Estados Unidos admitem ter armas em órbita para conter 'ameaças'
Secretário da Força Aérea americana confirma pela primeira vez capacidades militares no espaço, sinalizando alerta à adversários; medida ocorre em meio à disputa militar com China e Rússia
Os Estados Unidos implantaram armas no espaço e as utilizarão para defender as forças americanas, afirmou o secretário da Força Aérea, Troy Meink, na segunda-feira (14) — o primeiro reconhecimento público de tais capacidades em órbita e um sinal deliberado àqueles que representam potenciais ameaças no domínio.
"Hoje continuamos a garantir que permanecemos prontos para enfrentar os desafios das ameaças em evolução onde quer que existam", disse Meink na Air, Space and Cyber Conference, um encontro anual organizado pela Air & Space Forces Association em National Harbor, Maryland. "É por isso que os Estados Unidos agora possuem armas de controle espacial em órbita, capazes de defender a força conjunta contra ações hostis de adversários."
Meink não forneceu detalhes sobre as armas e, quando solicitado a se aprofundar, recusou-se a fornecer informações adicionais.

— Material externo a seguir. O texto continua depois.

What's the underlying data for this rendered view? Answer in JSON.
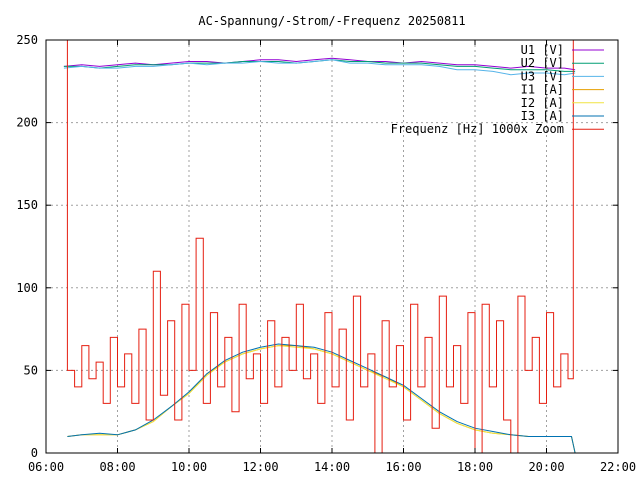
{
  "chart_data": {
    "type": "line",
    "title": "AC-Spannung/-Strom/-Frequenz 20250811",
    "xlabel": "",
    "ylabel": "",
    "xlim": [
      6,
      22
    ],
    "ylim": [
      0,
      250
    ],
    "x_ticks": [
      6,
      8,
      10,
      12,
      14,
      16,
      18,
      20,
      22
    ],
    "x_tick_labels": [
      "06:00",
      "08:00",
      "10:00",
      "12:00",
      "14:00",
      "16:00",
      "18:00",
      "20:00",
      "22:00"
    ],
    "y_ticks": [
      0,
      50,
      100,
      150,
      200,
      250
    ],
    "y_tick_labels": [
      "0",
      "50",
      "100",
      "150",
      "200",
      "250"
    ],
    "grid": true,
    "legend_position": "top-right",
    "series": [
      {
        "name": "U1 [V]",
        "color": "#9400d3",
        "x": [
          6.5,
          7.0,
          7.5,
          8.0,
          8.5,
          9.0,
          9.5,
          10.0,
          10.5,
          11.0,
          11.5,
          12.0,
          12.5,
          13.0,
          13.5,
          14.0,
          14.5,
          15.0,
          15.5,
          16.0,
          16.5,
          17.0,
          17.5,
          18.0,
          18.5,
          19.0,
          19.5,
          20.0,
          20.5,
          20.8
        ],
        "y": [
          234,
          235,
          234,
          235,
          236,
          235,
          236,
          237,
          237,
          236,
          237,
          238,
          238,
          237,
          238,
          239,
          238,
          237,
          237,
          236,
          237,
          236,
          235,
          235,
          234,
          233,
          234,
          233,
          233,
          232
        ]
      },
      {
        "name": "U2 [V]",
        "color": "#009e73",
        "x": [
          6.5,
          7.0,
          7.5,
          8.0,
          8.5,
          9.0,
          9.5,
          10.0,
          10.5,
          11.0,
          11.5,
          12.0,
          12.5,
          13.0,
          13.5,
          14.0,
          14.5,
          15.0,
          15.5,
          16.0,
          16.5,
          17.0,
          17.5,
          18.0,
          18.5,
          19.0,
          19.5,
          20.0,
          20.5,
          20.8
        ],
        "y": [
          234,
          234,
          233,
          234,
          235,
          235,
          235,
          236,
          236,
          236,
          237,
          237,
          237,
          236,
          237,
          238,
          237,
          237,
          236,
          236,
          236,
          235,
          234,
          234,
          233,
          232,
          232,
          232,
          231,
          231
        ]
      },
      {
        "name": "U3 [V]",
        "color": "#56b4e9",
        "x": [
          6.5,
          7.0,
          7.5,
          8.0,
          8.5,
          9.0,
          9.5,
          10.0,
          10.5,
          11.0,
          11.5,
          12.0,
          12.5,
          13.0,
          13.5,
          14.0,
          14.5,
          15.0,
          15.5,
          16.0,
          16.5,
          17.0,
          17.5,
          18.0,
          18.5,
          19.0,
          19.5,
          20.0,
          20.5,
          20.8
        ],
        "y": [
          233,
          234,
          233,
          233,
          234,
          234,
          235,
          236,
          235,
          236,
          236,
          237,
          236,
          236,
          237,
          238,
          236,
          236,
          235,
          235,
          235,
          234,
          232,
          232,
          231,
          229,
          230,
          230,
          229,
          230
        ]
      },
      {
        "name": "I1 [A]",
        "color": "#e69f00",
        "x": [
          6.6,
          7.0,
          7.5,
          8.0,
          8.5,
          9.0,
          9.5,
          10.0,
          10.5,
          11.0,
          11.5,
          12.0,
          12.5,
          13.0,
          13.5,
          14.0,
          14.5,
          15.0,
          15.5,
          16.0,
          16.5,
          17.0,
          17.5,
          18.0,
          18.5,
          19.0,
          19.5,
          20.0,
          20.5,
          20.7,
          20.8
        ],
        "y": [
          10,
          11,
          11,
          11,
          14,
          19,
          28,
          36,
          48,
          55,
          60,
          63,
          65,
          65,
          63,
          60,
          55,
          50,
          46,
          40,
          32,
          24,
          18,
          14,
          12,
          11,
          10,
          10,
          10,
          10,
          0
        ]
      },
      {
        "name": "I2 [A]",
        "color": "#f0e442",
        "x": [
          6.6,
          7.0,
          7.5,
          8.0,
          8.5,
          9.0,
          9.5,
          10.0,
          10.5,
          11.0,
          11.5,
          12.0,
          12.5,
          13.0,
          13.5,
          14.0,
          14.5,
          15.0,
          15.5,
          16.0,
          16.5,
          17.0,
          17.5,
          18.0,
          18.5,
          19.0,
          19.5,
          20.0,
          20.5,
          20.7,
          20.8
        ],
        "y": [
          10,
          11,
          11,
          11,
          14,
          19,
          28,
          36,
          47,
          55,
          60,
          63,
          65,
          64,
          63,
          60,
          55,
          50,
          45,
          40,
          32,
          24,
          18,
          14,
          12,
          11,
          10,
          10,
          10,
          10,
          0
        ]
      },
      {
        "name": "I3 [A]",
        "color": "#0072b2",
        "x": [
          6.6,
          7.0,
          7.5,
          8.0,
          8.5,
          9.0,
          9.5,
          10.0,
          10.5,
          11.0,
          11.5,
          12.0,
          12.5,
          13.0,
          13.5,
          14.0,
          14.5,
          15.0,
          15.5,
          16.0,
          16.5,
          17.0,
          17.5,
          18.0,
          18.5,
          19.0,
          19.5,
          20.0,
          20.5,
          20.7,
          20.8
        ],
        "y": [
          10,
          11,
          12,
          11,
          14,
          20,
          28,
          37,
          48,
          56,
          61,
          64,
          66,
          65,
          64,
          61,
          56,
          51,
          46,
          41,
          33,
          25,
          19,
          15,
          13,
          11,
          10,
          10,
          10,
          10,
          0
        ]
      },
      {
        "name": "Frequenz [Hz] 1000x Zoom",
        "color": "#e51e10",
        "x": [
          6.55,
          6.6,
          6.8,
          7.0,
          7.2,
          7.4,
          7.6,
          7.8,
          8.0,
          8.2,
          8.4,
          8.6,
          8.8,
          9.0,
          9.2,
          9.4,
          9.6,
          9.8,
          10.0,
          10.2,
          10.4,
          10.6,
          10.8,
          11.0,
          11.2,
          11.4,
          11.6,
          11.8,
          12.0,
          12.2,
          12.4,
          12.6,
          12.8,
          13.0,
          13.2,
          13.4,
          13.6,
          13.8,
          14.0,
          14.2,
          14.4,
          14.6,
          14.8,
          15.0,
          15.2,
          15.4,
          15.6,
          15.8,
          16.0,
          16.2,
          16.4,
          16.6,
          16.8,
          17.0,
          17.2,
          17.4,
          17.6,
          17.8,
          18.0,
          18.2,
          18.4,
          18.6,
          18.8,
          19.0,
          19.2,
          19.4,
          19.6,
          19.8,
          20.0,
          20.2,
          20.4,
          20.6,
          20.75
        ],
        "y": [
          250,
          50,
          40,
          65,
          45,
          55,
          30,
          70,
          40,
          60,
          30,
          75,
          20,
          110,
          35,
          80,
          20,
          90,
          50,
          130,
          30,
          85,
          40,
          70,
          25,
          90,
          45,
          60,
          30,
          80,
          40,
          70,
          50,
          90,
          45,
          60,
          30,
          85,
          40,
          75,
          20,
          95,
          40,
          60,
          0,
          80,
          40,
          65,
          20,
          90,
          40,
          70,
          15,
          95,
          40,
          65,
          30,
          85,
          0,
          90,
          40,
          80,
          20,
          0,
          95,
          50,
          70,
          30,
          85,
          40,
          60,
          45,
          250
        ]
      }
    ]
  }
}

Não se sabe quando as armas foram colocadas em órbita.
O presidente Donald Trump tem exaltado a US Space Force, que ele criou em 2019 como parte da Força Aérea, como um passo histórico para fortalecer as capacidades de defesa dos EUA em meio a uma corrida armamentista em avanço, na qual China e Rússia têm desafiado a dominância americana no espaço.

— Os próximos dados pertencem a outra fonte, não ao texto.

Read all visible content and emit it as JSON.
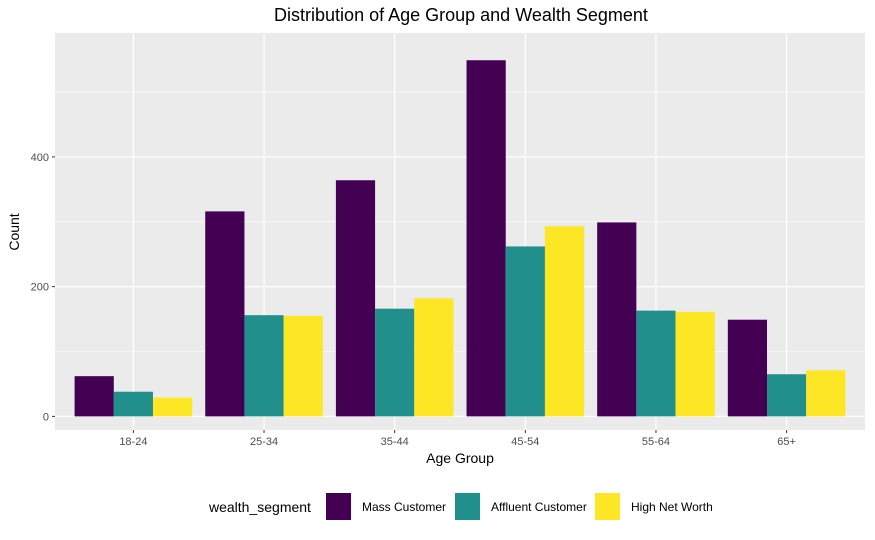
{
  "chart_data": {
    "type": "bar",
    "title": "Distribution of Age Group and Wealth Segment",
    "xlabel": "Age Group",
    "ylabel": "Count",
    "categories": [
      "18-24",
      "25-34",
      "35-44",
      "45-54",
      "55-64",
      "65+"
    ],
    "series": [
      {
        "name": "Mass Customer",
        "color": "#440154",
        "values": [
          62,
          316,
          364,
          549,
          299,
          149
        ]
      },
      {
        "name": "Affluent Customer",
        "color": "#21908c",
        "values": [
          38,
          156,
          166,
          262,
          163,
          65
        ]
      },
      {
        "name": "High Net Worth",
        "color": "#fde725",
        "values": [
          29,
          155,
          182,
          293,
          161,
          71
        ]
      }
    ],
    "ylim": [
      -21,
      591
    ],
    "yticks": [
      0,
      200,
      400
    ],
    "grid": true,
    "legend": {
      "title": "wealth_segment",
      "position": "bottom"
    },
    "panel_background": "#ebebeb",
    "gridline_color": "#ffffff"
  }
}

"A China desenvolve e opera capacidades espaciais e contraespaciais como parte de uma estratégia de modernização militar", afirma a US Space Force em seu site, enquanto "a Rússia vê o espaço como um domínio de combate e acredita que a supremacia espacial será um fator decisivo em conflitos futuros."
Autoridades militares dos EUA têm alertado repetidamente que os dois países estão testando novas capacidades ofensivas no espaço, citando exemplos como missões de treinamento de constelações de satélites russos que Washington afirma poder demonstrar "táticas de ataque e defesa" para combates futuros e o desenvolvimento pela China de um míssil hipersônico de órbita parcial com capacidade nuclear.
Conforme a CNN noticiou em 2024, informações de inteligência dos EUA sugerem que a Rússia também envidou esforços para desenvolver uma arma nuclear baseada no espaço que utilizaria uma onda de energia massiva, conhecida como pulso eletromagnético, para potencialmente neutralizar uma grande parcela de satélites comerciais e governamentais — alegação que Moscou negou.
Tal arma poderia ter impactos amplos e devastadores — por exemplo, comprometendo os satélites dos quais o mundo depende para prever o tempo e responder a desastres, ou até mesmo potencialmente afetando sistemas de navegação global usados para tudo, desde operações bancárias e transporte de cargas até o acionamento de aplicativos de transporte e o despacho de ambulâncias.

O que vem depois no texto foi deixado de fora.